Trump to pick State Department spokesman Heather Nauert for UN ambassador: Sources

State Department spokesman Heather Nauert (pictured) will replace outgoing United Nations ambassador Nikki Haley. PHOTO: AFP

WASHINGTON (BLOOMBERG) - US President Donald Trump has decided to nominate State Department spokesman Heather Nauert to replace departing United Nations Ambassador Nikki Haley, according to three people familiar with the decision.

Nauert, 48, is an unorthodox choice for the UN role given that she had little experience in government or foreign policy before joining the administration in April 2017 after several years as an anchor and correspondent for Fox News, including on the "Fox and Friends" show watched by Trump. Haley also didn't have foreign policy experience when she took the UN posting, but she had twice been elected governor of South Carolina.

Nevertheless, Nauert has gained Secretary of State Michael Pompeo's trust after being excluded from the inner circle of his predecessor, Rex Tillerson. She is also closely aligned with Trump's daughter, Ivanka Trump, and her husband Jared Kushner.

Nauert has accepted the job and her nomination will be announced as soon as Friday (Dec 7), said a person familiar with the matter.

White House aides believe her key assets include strong communications skills and a fluency with the Trump White House, particularly in understanding the thinking of the president and secretary of state.

The president picked Nauert after considering other potential nominees including former White House aide Dina Powell, ambassador to Canada Kelly Craft and ambassador to Germany Ric Grenell.

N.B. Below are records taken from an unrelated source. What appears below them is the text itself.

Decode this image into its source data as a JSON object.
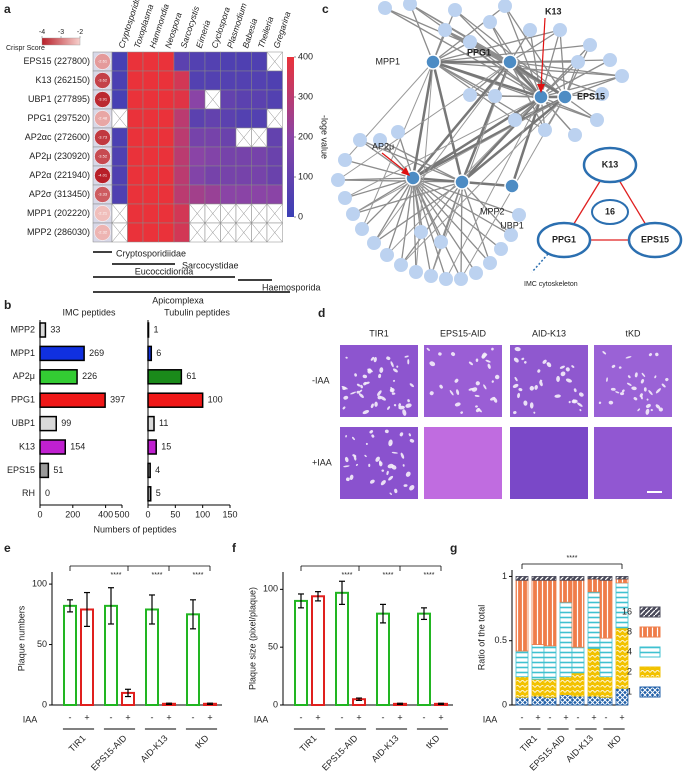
{
  "chart_data": [
    {
      "type": "heatmap",
      "panel_label": "a",
      "columns": [
        "Cryptosporidium",
        "Toxoplasma",
        "Hammondia",
        "Neospora",
        "Sarcocystis",
        "Eimeria",
        "Cyclospora",
        "Plasmodium",
        "Babesia",
        "Theileria",
        "Gregarina"
      ],
      "rows": [
        "EPS15 (227800)",
        "K13 (262150)",
        "UBP1 (277895)",
        "PPG1 (297520)",
        "AP2αc (272600)",
        "AP2μ (230920)",
        "AP2α (221940)",
        "AP2σ (313450)",
        "MPP1 (202220)",
        "MPP2 (286030)"
      ],
      "values": [
        [
          30,
          400,
          400,
          400,
          80,
          60,
          60,
          50,
          50,
          50,
          null
        ],
        [
          40,
          400,
          400,
          400,
          350,
          60,
          60,
          60,
          60,
          60,
          50
        ],
        [
          30,
          400,
          400,
          400,
          380,
          200,
          null,
          100,
          80,
          80,
          60
        ],
        [
          null,
          400,
          400,
          400,
          300,
          80,
          100,
          80,
          60,
          60,
          null
        ],
        [
          40,
          400,
          400,
          400,
          300,
          150,
          150,
          120,
          null,
          null,
          100
        ],
        [
          50,
          400,
          400,
          400,
          300,
          200,
          180,
          150,
          150,
          150,
          120
        ],
        [
          50,
          400,
          400,
          400,
          300,
          180,
          150,
          150,
          150,
          150,
          120
        ],
        [
          50,
          400,
          400,
          400,
          300,
          250,
          230,
          200,
          200,
          200,
          200
        ],
        [
          null,
          400,
          400,
          400,
          350,
          null,
          null,
          null,
          null,
          null,
          null
        ],
        [
          null,
          400,
          400,
          400,
          350,
          null,
          null,
          null,
          null,
          null,
          null
        ]
      ],
      "clim": [
        0,
        400
      ],
      "cticks": [
        0,
        100,
        200,
        300,
        400
      ],
      "colorbar_label": "-loge value",
      "crispr_title": "Crispr Score",
      "crispr_scores": [
        -2.61,
        -3.62,
        -3.91,
        -2.48,
        -3.73,
        -3.52,
        -4.01,
        -3.33,
        -2.21,
        -2.32
      ],
      "crispr_lim": [
        -4,
        -2
      ],
      "crispr_ticks": [
        -4,
        -3,
        -2
      ],
      "groups": [
        "Cryptosporidiidae",
        "Sarcocystidae",
        "Eucoccidiorida",
        "Haemosporida",
        "Apicomplexa"
      ]
    },
    {
      "type": "hbar",
      "panel_label": "b",
      "title": "IMC peptides",
      "xlabel": "Numbers of peptides",
      "categories": [
        "MPP2",
        "MPP1",
        "AP2μ",
        "PPG1",
        "UBP1",
        "K13",
        "EPS15",
        "RH"
      ],
      "values": [
        33,
        269,
        226,
        397,
        99,
        154,
        51,
        0
      ],
      "colors": [
        "#d9d9d9",
        "#1030e0",
        "#33cc33",
        "#f01818",
        "#d9d9d9",
        "#c020d0",
        "#9a9a9a",
        "#ffffff"
      ],
      "xlim": [
        0,
        500
      ],
      "xticks": [
        0,
        200,
        400,
        500
      ]
    },
    {
      "type": "hbar",
      "title": "Tubulin peptides",
      "values": [
        1,
        6,
        61,
        100,
        11,
        15,
        4,
        5
      ],
      "colors": [
        "#d9d9d9",
        "#1030e0",
        "#1a8a1a",
        "#f01818",
        "#d9d9d9",
        "#c020d0",
        "#9a9a9a",
        "#9a9a9a"
      ],
      "xlim": [
        0,
        150
      ],
      "xticks": [
        0,
        50,
        100,
        150
      ]
    },
    {
      "type": "network",
      "panel_label": "c",
      "nodes": [
        "MPP1",
        "PPG1",
        "K13",
        "EPS15",
        "AP2μ",
        "UBP1",
        "MPP2"
      ],
      "cluster": {
        "nodes": [
          "K13",
          "PPG1",
          "EPS15"
        ],
        "center": "16",
        "annotation": "IMC cytoskeleton"
      }
    },
    {
      "type": "image-grid",
      "panel_label": "d",
      "columns": [
        "TIR1",
        "EPS15-AID",
        "AID-K13",
        "tKD"
      ],
      "rows": [
        "-IAA",
        "+IAA"
      ]
    },
    {
      "type": "bar",
      "panel_label": "e",
      "ylabel": "Plaque numbers",
      "groups": [
        "TIR1",
        "EPS15-AID",
        "AID-K13",
        "tKD"
      ],
      "condition_label": "IAA",
      "series": [
        {
          "name": "-",
          "color": "#22b522",
          "values": [
            82,
            82,
            79,
            75
          ],
          "errors": [
            5,
            15,
            12,
            12
          ]
        },
        {
          "name": "+",
          "color": "#e0201e",
          "values": [
            79,
            10,
            1,
            1
          ],
          "errors": [
            14,
            3,
            0.5,
            0.5
          ]
        }
      ],
      "ylim": [
        0,
        110
      ],
      "yticks": [
        0,
        50,
        100
      ],
      "annotations": [
        "****",
        "****",
        "****"
      ]
    },
    {
      "type": "bar",
      "panel_label": "f",
      "ylabel": "Plaque size (pixel/plaque)",
      "groups": [
        "TIR1",
        "EPS15-AID",
        "AID-K13",
        "tKD"
      ],
      "condition_label": "IAA",
      "series": [
        {
          "name": "-",
          "color": "#22b522",
          "values": [
            90,
            97,
            79,
            79
          ],
          "errors": [
            6,
            10,
            8,
            5
          ]
        },
        {
          "name": "+",
          "color": "#e0201e",
          "values": [
            94,
            5,
            1,
            1
          ],
          "errors": [
            4,
            1,
            0.5,
            0.5
          ]
        }
      ],
      "ylim": [
        0,
        115
      ],
      "yticks": [
        0,
        50,
        100
      ],
      "annotations": [
        "****",
        "****",
        "****"
      ]
    },
    {
      "type": "stacked-bar",
      "panel_label": "g",
      "ylabel": "Ratio of the total",
      "groups": [
        "TIR1",
        "EPS15-AID",
        "AID-K13",
        "tKD"
      ],
      "conditions": [
        "-",
        "+"
      ],
      "condition_label": "IAA",
      "series": [
        {
          "name": "1",
          "color": "#1f5fa8",
          "values": [
            0.06,
            0.07,
            0.06,
            0.08,
            0.07,
            0.07,
            0.06,
            0.13
          ]
        },
        {
          "name": "2",
          "color": "#f2c200",
          "values": [
            0.16,
            0.13,
            0.14,
            0.14,
            0.18,
            0.37,
            0.16,
            0.47
          ]
        },
        {
          "name": "4",
          "color": "#3fc1d0",
          "values": [
            0.2,
            0.27,
            0.26,
            0.58,
            0.2,
            0.44,
            0.3,
            0.35
          ]
        },
        {
          "name": "8",
          "color": "#ef7d4a",
          "values": [
            0.55,
            0.5,
            0.51,
            0.17,
            0.52,
            0.1,
            0.45,
            0.03
          ]
        },
        {
          "name": "16",
          "color": "#4a4a5a",
          "values": [
            0.03,
            0.03,
            0.03,
            0.03,
            0.03,
            0.02,
            0.03,
            0.02
          ]
        }
      ],
      "ylim": [
        0,
        1.05
      ],
      "yticks": [
        0,
        0.5,
        1
      ],
      "annotations": [
        "****"
      ]
    }
  ]
}
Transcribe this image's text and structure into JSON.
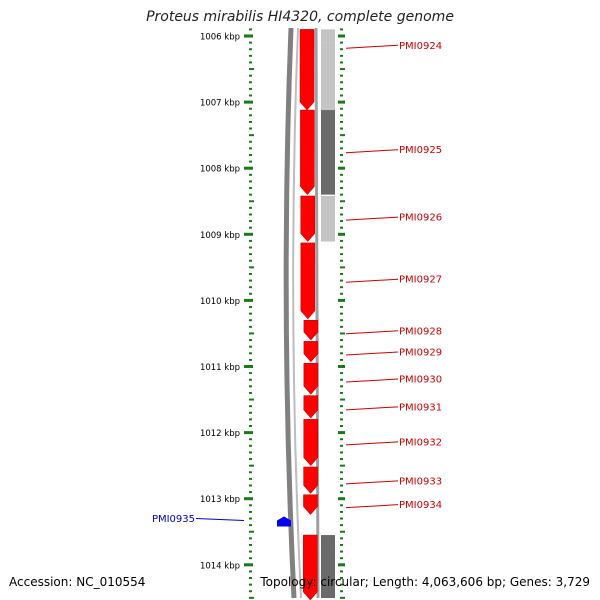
{
  "title": "Proteus mirabilis HI4320, complete genome",
  "accession": "Accession: NC_010554",
  "topology": "Topology: circular; Length: 4,063,606 bp; Genes: 3,729",
  "colors": {
    "gene_forward": "#ff0000",
    "gene_reverse": "#0000ee",
    "label_forward": "#cc0000",
    "label_reverse": "#0000cc",
    "tick": "#1a7a1a",
    "backbone": "#808080",
    "track_gray_light": "#c4c4c4",
    "track_gray_dark": "#6a6a6a"
  },
  "scale": {
    "ticks": [
      {
        "kbp": 1006,
        "label": "1006 kbp"
      },
      {
        "kbp": 1007,
        "label": "1007 kbp"
      },
      {
        "kbp": 1008,
        "label": "1008 kbp"
      },
      {
        "kbp": 1009,
        "label": "1009 kbp"
      },
      {
        "kbp": 1010,
        "label": "1010 kbp"
      },
      {
        "kbp": 1011,
        "label": "1011 kbp"
      },
      {
        "kbp": 1012,
        "label": "1012 kbp"
      },
      {
        "kbp": 1013,
        "label": "1013 kbp"
      },
      {
        "kbp": 1014,
        "label": "1014 kbp"
      }
    ]
  },
  "genes": [
    {
      "id": "PMI0924",
      "strand": "+",
      "start_kbp": 1005.9,
      "end_kbp": 1007.12,
      "label_kbp": 1006.14
    },
    {
      "id": "PMI0925",
      "strand": "+",
      "start_kbp": 1007.12,
      "end_kbp": 1008.4,
      "label_kbp": 1007.72
    },
    {
      "id": "PMI0926",
      "strand": "+",
      "start_kbp": 1008.42,
      "end_kbp": 1009.11,
      "label_kbp": 1008.74
    },
    {
      "id": "PMI0927",
      "strand": "+",
      "start_kbp": 1009.13,
      "end_kbp": 1010.28,
      "label_kbp": 1009.68
    },
    {
      "id": "PMI0928",
      "strand": "+",
      "start_kbp": 1010.3,
      "end_kbp": 1010.6,
      "label_kbp": 1010.46
    },
    {
      "id": "PMI0929",
      "strand": "+",
      "start_kbp": 1010.62,
      "end_kbp": 1010.93,
      "label_kbp": 1010.78
    },
    {
      "id": "PMI0930",
      "strand": "+",
      "start_kbp": 1010.95,
      "end_kbp": 1011.42,
      "label_kbp": 1011.19
    },
    {
      "id": "PMI0931",
      "strand": "+",
      "start_kbp": 1011.44,
      "end_kbp": 1011.78,
      "label_kbp": 1011.61
    },
    {
      "id": "PMI0932",
      "strand": "+",
      "start_kbp": 1011.8,
      "end_kbp": 1012.5,
      "label_kbp": 1012.14
    },
    {
      "id": "PMI0933",
      "strand": "+",
      "start_kbp": 1012.52,
      "end_kbp": 1012.92,
      "label_kbp": 1012.73
    },
    {
      "id": "PMI0934",
      "strand": "+",
      "start_kbp": 1012.94,
      "end_kbp": 1013.24,
      "label_kbp": 1013.09
    },
    {
      "id": "PMI0935",
      "strand": "-",
      "start_kbp": 1013.27,
      "end_kbp": 1013.42,
      "label_kbp": 1013.3
    },
    {
      "id": "",
      "strand": "+",
      "start_kbp": 1013.55,
      "end_kbp": 1014.6,
      "label_kbp": null
    }
  ],
  "feature_track": [
    {
      "start_kbp": 1005.9,
      "end_kbp": 1006.1,
      "shade": "light"
    },
    {
      "start_kbp": 1006.1,
      "end_kbp": 1007.12,
      "shade": "light"
    },
    {
      "start_kbp": 1007.12,
      "end_kbp": 1008.4,
      "shade": "dark"
    },
    {
      "start_kbp": 1008.42,
      "end_kbp": 1009.11,
      "shade": "light"
    },
    {
      "start_kbp": 1013.55,
      "end_kbp": 1014.6,
      "shade": "dark"
    }
  ]
}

If she wins Senate confirmation, Nauert will face a broad agenda at the UN topped by the need to maintain international sanctions on North Korea. Haley rallied global support for tougher measures in 2017, when Pyongyang ramped up its ballistic missile and weapons testing, but there has been increasing pressure to ease up on the restrictions following Trump's meeting with Kim Jong Un in June.

She'll also take up the administration's efforts to defend Israel at the UN and counter what Haley called the organisation's bias against the Jewish state. In a sign of the difficulties the administration has had, the UN General Assembly on Thursday rejected a resolution condemning Hamas, the Islamist group that has ruled the Gaza Strip since 2007.

A key question with Nauert will be whether the president keeps the UN envoy job as a Cabinet-level position, or downgrades it to report through Pompeo, as other administrations have sometimes done. Haley argued for a Cabinet-level post after, she said, initially being considered for the secretary of state job.

But Haley got the Cabinet-level job when Tillerson - who was less aggressive in pushing his policies than Pompeo - was secretary of state. And John Bolton, the national security adviser who had his own stint as UN ambassador under President George W. Bush, is also exercising more influence over foreign policy. That may make it harder for Nauert to carve out her own role as an equal.

At the State Department, Nauert scaled back what had previously been daily news conferences in previous administrations to sometimes just once-a-week affairs. She was widely criticised when she joined Pompeo on an emergency trip to Saudi Arabia in October following the killing of columnist Jamal Khashoggi - the sombre mission appeared to be forgotten as Nauert posted a tourist-style photograph of herself smiling in Riyadh.

Nauert's relationship with Tillerson was fraught and she had been close to quitting the job last year. But the White House urged her to stay, saying that Tillerson wouldn't be around forever, according to a person familiar with the talks.

Haley surprised White House officials in October when she said she would resign by the end of year, citing the need for a break after two terms as governor and two years at the UN. Her trusted relationship with Trump was clear when he hosted an Oval Office farewell for her and she vowed to campaign for him in 2020.

Nauert has indicated a priority for her is the plight of Myanmar's Rohingya minority. She travelled to the region last year.